Qui a déjà vu cet homme, donc tout le monde, ne peut l'avoir oublié. Savant mélange entre Arnold Schwarzenneger pour la masse imposante et de Jean-Claude Van Damme pour le jeu d'acteur et la lueur d'intelligence dans le regard, "The Boz" a révolutionné le cinéma d'action à lui tout seul... enfin, il aurait pu, peut-être, non, bon, d'accord ! Personne ne connaît Brian Bosworth excepté les fans de football américain et... moi.
Mais c'est un tort, l'homme méritait sincèrement d'être plus connu, notamment, par sa stature imposante et... sa coupe mulet.
Brian Bosworth est, à l'origine, un joueur de football américain, à un poste que je ne nommerai pas du fait que je n'y connais rien dans ce sport. Réputé pour ses coupes de cheveux extravagantes pour l'époque et pour sa grande gueule et sa prétention, le joueur était également promis à une belle carrière. Avec un physique impressionnant et une explosivité naturelle, il a sacrifié sa carrière sur l'autel de sa connerie, faisant boulette sur boulette et déclaration stupide sur déclaration stupide.
N'ayant trouvé qu'un club professionnel pour l'accepter, son comportement et des doutes poussés sur son utilisation de stéroïdes ont fait que l'homme mit rapidement fin à sa carrière, prétextant une blessure à l'épaule.
Qu'importe, le cinéma lui ouvrit les portes, enfin, lui entrouvrit, avec le film "Stone Cold".
Dans ce film, "The Boz" interprète Joe Huff, un flic bagarreur et rebelle qui est contraint, pour éviter la suspension, d'infiltrer un dangereux gang de motards qui vit de la prostitution et du trafic d'armes. Joe Huff, excellent motard également, devient Joe Stone et tente de gagner l'amitié du chef du gang. Ce dernier est prudent et l'affaire s'annonce difficile et dangereuse.
BB, Brian Bosworth, s'impose dans le rôle grâce à sa forte stature et interprète d'une façon assez sympathique, le rôle de ce flic. Moins monolithique qu'il n'y parait, il parvient, grâce à un script simpliste et une réalisation qui brasse large, à assurer un minimum syndical.
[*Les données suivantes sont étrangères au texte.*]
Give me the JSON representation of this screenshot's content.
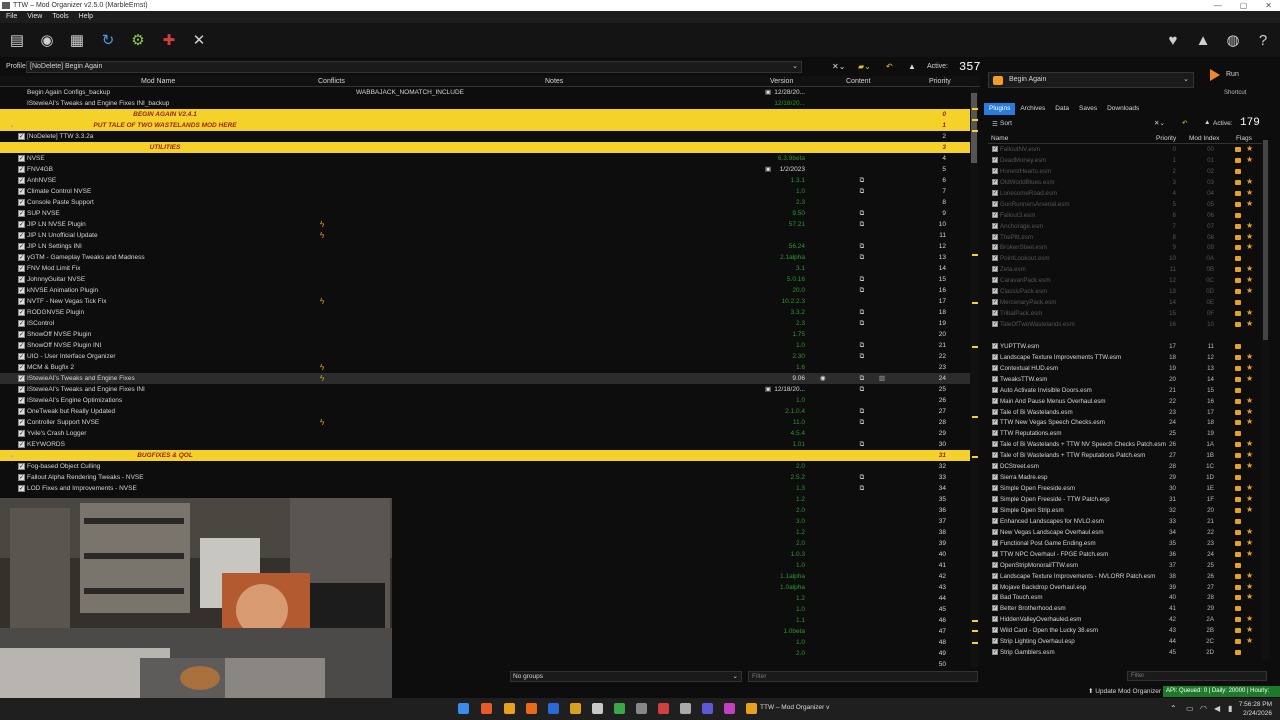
{
  "window": {
    "title": "TTW – Mod Organizer v2.5.0 (MarbleErnst)",
    "buttons": [
      "—",
      "▢",
      "✕"
    ]
  },
  "menu": [
    "File",
    "View",
    "Tools",
    "Help"
  ],
  "profile": {
    "label": "Profile",
    "value": "[NoDelete] Begin Again",
    "active_label": "Active:",
    "active_count": "357"
  },
  "columns": {
    "mod_name": "Mod Name",
    "conflicts": "Conflicts",
    "notes": "Notes",
    "version": "Version",
    "content": "Content",
    "priority": "Priority"
  },
  "mods": [
    {
      "type": "mod",
      "name": "Begin Again Configs_backup",
      "notes": "WABBAJACK_NOMATCH_INCLUDE",
      "version": "12/28/20...",
      "vw": true,
      "pri": ""
    },
    {
      "type": "mod",
      "name": "IStewieAI's Tweaks and Engine Fixes INI_backup",
      "version": "12/18/20...",
      "pri": ""
    },
    {
      "type": "sep",
      "name": "BEGIN AGAIN V2.4.1",
      "pri": "0"
    },
    {
      "type": "sep",
      "name": "PUT TALE OF TWO WASTELANDS MOD HERE",
      "pri": "1",
      "ex": true
    },
    {
      "type": "mod",
      "name": "[NoDelete] TTW 3.3.2a",
      "pri": "2",
      "checked": true
    },
    {
      "type": "sep",
      "name": "UTILITIES",
      "pri": "3"
    },
    {
      "type": "mod",
      "name": "NVSE",
      "version": "6.3.9beta",
      "pri": "4",
      "checked": true
    },
    {
      "type": "mod",
      "name": "FNV4GB",
      "version": "1/2/2023",
      "vw": true,
      "pri": "5",
      "checked": true
    },
    {
      "type": "mod",
      "name": "AnhNVSE",
      "version": "1.3.1",
      "pri": "6",
      "checked": true
    },
    {
      "type": "mod",
      "name": "Climate Control NVSE",
      "version": "1.0",
      "pri": "7",
      "checked": true
    },
    {
      "type": "mod",
      "name": "Console Paste Support",
      "version": "2.3",
      "pri": "8",
      "checked": true
    },
    {
      "type": "mod",
      "name": "SUP NVSE",
      "version": "9.50",
      "pri": "9",
      "checked": true
    },
    {
      "type": "mod",
      "name": "JIP LN NVSE Plugin",
      "version": "57.21",
      "pri": "10",
      "checked": true,
      "conflict": true
    },
    {
      "type": "mod",
      "name": "JIP LN Unofficial Update",
      "version": "",
      "pri": "11",
      "checked": true,
      "conflict": true
    },
    {
      "type": "mod",
      "name": "JIP LN Settings INI",
      "version": "56.24",
      "pri": "12",
      "checked": true
    },
    {
      "type": "mod",
      "name": "yGTM - Gameplay Tweaks and Madness",
      "version": "2.1alpha",
      "pri": "13",
      "checked": true
    },
    {
      "type": "mod",
      "name": "FNV Mod Limit Fix",
      "version": "3.1",
      "pri": "14",
      "checked": true
    },
    {
      "type": "mod",
      "name": "JohnnyGuitar NVSE",
      "version": "5.0.16",
      "pri": "15",
      "checked": true
    },
    {
      "type": "mod",
      "name": "kNVSE Animation Plugin",
      "version": "20.0",
      "pri": "16",
      "checked": true
    },
    {
      "type": "mod",
      "name": "NVTF - New Vegas Tick Fix",
      "version": "10.2.2.3",
      "pri": "17",
      "checked": true,
      "conflict": true
    },
    {
      "type": "mod",
      "name": "RODGNVSE Plugin",
      "version": "3.3.2",
      "pri": "18",
      "checked": true
    },
    {
      "type": "mod",
      "name": "ISControl",
      "version": "2.3",
      "pri": "19",
      "checked": true
    },
    {
      "type": "mod",
      "name": "ShowOff NVSE Plugin",
      "version": "1.75",
      "pri": "20",
      "checked": true
    },
    {
      "type": "mod",
      "name": "ShowOff NVSE Plugin INI",
      "version": "1.0",
      "pri": "21",
      "checked": true
    },
    {
      "type": "mod",
      "name": "UIO - User Interface Organizer",
      "version": "2.30",
      "pri": "22",
      "checked": true
    },
    {
      "type": "mod",
      "name": "MCM & Bugfix 2",
      "version": "1.6",
      "pri": "23",
      "checked": true,
      "conflict": true
    },
    {
      "type": "mod",
      "name": "IStewieAI's Tweaks and Engine Fixes",
      "version": "9.06",
      "vwhite": true,
      "pri": "24",
      "checked": true,
      "conflict": true,
      "sel": true
    },
    {
      "type": "mod",
      "name": "IStewieAI's Tweaks and Engine Fixes INI",
      "version": "12/18/20...",
      "vw": true,
      "pri": "25",
      "checked": true
    },
    {
      "type": "mod",
      "name": "IStewieAI's Engine Optimizations",
      "version": "1.0",
      "pri": "26",
      "checked": true
    },
    {
      "type": "mod",
      "name": "OneTweak but Really Updated",
      "version": "2.1.0.4",
      "pri": "27",
      "checked": true
    },
    {
      "type": "mod",
      "name": "Controller Support NVSE",
      "version": "11.0",
      "pri": "28",
      "checked": true,
      "conflict": true
    },
    {
      "type": "mod",
      "name": "Yvile's Crash Logger",
      "version": "4.5.4",
      "pri": "29",
      "checked": true
    },
    {
      "type": "mod",
      "name": "KEYWORDS",
      "version": "1.01",
      "pri": "30",
      "checked": true
    },
    {
      "type": "sep",
      "name": "BUGFIXES & QOL",
      "pri": "31",
      "ex": true
    },
    {
      "type": "mod",
      "name": "Fog-based Object Culling",
      "version": "2.0",
      "pri": "32",
      "checked": true
    },
    {
      "type": "mod",
      "name": "Fallout Alpha Rendering Tweaks - NVSE",
      "version": "2.5.2",
      "pri": "33",
      "checked": true
    },
    {
      "type": "mod",
      "name": "LOD Fixes and Improvements - NVSE",
      "version": "1.3",
      "pri": "34",
      "checked": true
    },
    {
      "type": "mod",
      "name": "",
      "version": "1.2",
      "pri": "35"
    },
    {
      "type": "mod",
      "name": "",
      "version": "2.0",
      "pri": "36"
    },
    {
      "type": "mod",
      "name": "",
      "version": "3.0",
      "pri": "37"
    },
    {
      "type": "mod",
      "name": "",
      "version": "1.2",
      "pri": "38"
    },
    {
      "type": "mod",
      "name": "",
      "version": "2.0",
      "pri": "39"
    },
    {
      "type": "mod",
      "name": "",
      "version": "1.0.3",
      "pri": "40"
    },
    {
      "type": "mod",
      "name": "",
      "version": "1.0",
      "pri": "41"
    },
    {
      "type": "mod",
      "name": "",
      "version": "1.1alpha",
      "pri": "42"
    },
    {
      "type": "mod",
      "name": "",
      "version": "1.0alpha",
      "pri": "43"
    },
    {
      "type": "mod",
      "name": "",
      "version": "1.2",
      "pri": "44"
    },
    {
      "type": "mod",
      "name": "",
      "version": "1.0",
      "pri": "45"
    },
    {
      "type": "mod",
      "name": "",
      "version": "1.1",
      "pri": "46"
    },
    {
      "type": "mod",
      "name": "",
      "version": "1.0beta",
      "pri": "47"
    },
    {
      "type": "mod",
      "name": "",
      "version": "1.0",
      "pri": "48"
    },
    {
      "type": "mod",
      "name": "",
      "version": "2.0",
      "pri": "49"
    },
    {
      "type": "mod",
      "name": "",
      "version": "",
      "pri": "50"
    }
  ],
  "bottom": {
    "groups": "No groups",
    "filter_placeholder": "Filter"
  },
  "right": {
    "profile_button": "Begin Again",
    "run": "Run",
    "shortcut": "Shortcut",
    "tabs": [
      "Plugins",
      "Archives",
      "Data",
      "Saves",
      "Downloads"
    ],
    "sort": "Sort",
    "active_label": "Active:",
    "active_count": "179",
    "columns": {
      "name": "Name",
      "priority": "Priority",
      "mod_index": "Mod Index",
      "flags": "Flags"
    },
    "filter_placeholder": "Filter"
  },
  "plugins": [
    {
      "name": "FalloutNV.esm",
      "p": "0",
      "i": "00",
      "dim": true
    },
    {
      "name": "DeadMoney.esm",
      "p": "1",
      "i": "01",
      "dim": true
    },
    {
      "name": "HonestHearts.esm",
      "p": "2",
      "i": "02",
      "dim": true
    },
    {
      "name": "OldWorldBlues.esm",
      "p": "3",
      "i": "03",
      "dim": true
    },
    {
      "name": "LonesomeRoad.esm",
      "p": "4",
      "i": "04",
      "dim": true
    },
    {
      "name": "GunRunnersArsenal.esm",
      "p": "5",
      "i": "05",
      "dim": true
    },
    {
      "name": "Fallout3.esm",
      "p": "6",
      "i": "06",
      "dim": true
    },
    {
      "name": "Anchorage.esm",
      "p": "7",
      "i": "07",
      "dim": true
    },
    {
      "name": "ThePitt.esm",
      "p": "8",
      "i": "08",
      "dim": true
    },
    {
      "name": "BrokenSteel.esm",
      "p": "9",
      "i": "09",
      "dim": true
    },
    {
      "name": "PointLookout.esm",
      "p": "10",
      "i": "0A",
      "dim": true
    },
    {
      "name": "Zeta.esm",
      "p": "11",
      "i": "0B",
      "dim": true
    },
    {
      "name": "CaravanPack.esm",
      "p": "12",
      "i": "0C",
      "dim": true
    },
    {
      "name": "ClassicPack.esm",
      "p": "13",
      "i": "0D",
      "dim": true
    },
    {
      "name": "MercenaryPack.esm",
      "p": "14",
      "i": "0E",
      "dim": true
    },
    {
      "name": "TribalPack.esm",
      "p": "15",
      "i": "0F",
      "dim": true
    },
    {
      "name": "TaleOfTwoWastelands.esm",
      "p": "16",
      "i": "10",
      "dim": true
    },
    {
      "name": "",
      "p": "",
      "i": ""
    },
    {
      "name": "YUPTTW.esm",
      "p": "17",
      "i": "11"
    },
    {
      "name": "Landscape Texture Improvements TTW.esm",
      "p": "18",
      "i": "12"
    },
    {
      "name": "Contextual HUD.esm",
      "p": "19",
      "i": "13"
    },
    {
      "name": "TweaksTTW.esm",
      "p": "20",
      "i": "14"
    },
    {
      "name": "Auto Activate Invisible Doors.esm",
      "p": "21",
      "i": "15"
    },
    {
      "name": "Main And Pause Menus Overhaul.esm",
      "p": "22",
      "i": "16"
    },
    {
      "name": "Tale of Bi Wastelands.esm",
      "p": "23",
      "i": "17"
    },
    {
      "name": "TTW New Vegas Speech Checks.esm",
      "p": "24",
      "i": "18"
    },
    {
      "name": "TTW Reputations.esm",
      "p": "25",
      "i": "19"
    },
    {
      "name": "Tale of Bi Wastelands + TTW NV Speech Checks Patch.esm",
      "p": "26",
      "i": "1A"
    },
    {
      "name": "Tale of Bi Wastelands + TTW Reputations Patch.esm",
      "p": "27",
      "i": "1B"
    },
    {
      "name": "DCStreet.esm",
      "p": "28",
      "i": "1C"
    },
    {
      "name": "Sierra Madre.esp",
      "p": "29",
      "i": "1D"
    },
    {
      "name": "Simple Open Freeside.esm",
      "p": "30",
      "i": "1E"
    },
    {
      "name": "Simple Open Freeside - TTW Patch.esp",
      "p": "31",
      "i": "1F"
    },
    {
      "name": "Simple Open Strip.esm",
      "p": "32",
      "i": "20"
    },
    {
      "name": "Enhanced Landscapes for NVLO.esm",
      "p": "33",
      "i": "21"
    },
    {
      "name": "New Vegas Landscape Overhaul.esm",
      "p": "34",
      "i": "22"
    },
    {
      "name": "Functional Post Game Ending.esm",
      "p": "35",
      "i": "23"
    },
    {
      "name": "TTW NPC Overhaul - FPGE Patch.esm",
      "p": "36",
      "i": "24"
    },
    {
      "name": "OpenStripMonorailTTW.esm",
      "p": "37",
      "i": "25"
    },
    {
      "name": "Landscape Texture Improvements - NVLORR Patch.esm",
      "p": "38",
      "i": "26"
    },
    {
      "name": "Mojave Backdrop Overhaul.esp",
      "p": "39",
      "i": "27"
    },
    {
      "name": "Bad Touch.esm",
      "p": "40",
      "i": "28"
    },
    {
      "name": "Better Brotherhood.esm",
      "p": "41",
      "i": "29"
    },
    {
      "name": "HiddenValleyOverhauled.esm",
      "p": "42",
      "i": "2A"
    },
    {
      "name": "Wild Card - Open the Lucky 38.esm",
      "p": "43",
      "i": "2B"
    },
    {
      "name": "Strip Lighting Overhaul.esp",
      "p": "44",
      "i": "2C"
    },
    {
      "name": "Strip Gamblers.esm",
      "p": "45",
      "i": "2D"
    }
  ],
  "status": {
    "update": "Update Mod Organizer",
    "api": "API: Queued: 0 | Daily: 20000 | Hourly: 500"
  },
  "taskbar": {
    "app": "TTW – Mod Organizer v",
    "time": "7:56:28 PM",
    "date": "2/24/2026"
  },
  "colors": {
    "separator": "#f5d229",
    "separator_text": "#9a2222",
    "version": "#2a9a2a",
    "accent": "#2a7be0",
    "run": "#f08a20"
  }
}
Le film ne cherche jamais à se prendre pour autre qu'il n'est, une série B bourrine et testostéronée destinée principalement aux mâles avachis dans leurs fauteuils, l'estomac rempli de jus de houblon et de pétales de pommes de terre frites.
Ainsi, le film offre son lot d'action, de fusillades, de bastons, de nichons, d'alcool, de grosses cylindrées. Un film de motards, pour des motards, en quelque sorte avec un final explosif dans lequel une moto explose un hélicoptère en vol et ce n'est pas tous les jours que l'on voit cela.
On notera la présence dans le film de William Forsythe et surtout la bonne prestation de Lance Henriksen en cuir.
"The Boz" jouera dans quelques autres séries B et fera quelques apparitions dans des séries ou des films plus connus comme "Mi-temps au mitard" et "Les rois du désert".
Craig R. Baxley, le réalisateur, est plus connu dans le milieu du cinéma Bis. D'abord cascadeur (il opérera sur "Prédator" par exemple), il débute la réalisation sur la série "L'agence tous risques" sur laquelle il travaille déjà comme cascadeur.
Il réalisera ensuite son premier film avec Carl Weather ("Appolo" dans "Rocky"), "Action Jackson". Pour son deuxième film, il dirige un autre gros bras de la série B, Dolph Lundgren, dans "Dark Angel". Puis, ce sera "Stone Cold".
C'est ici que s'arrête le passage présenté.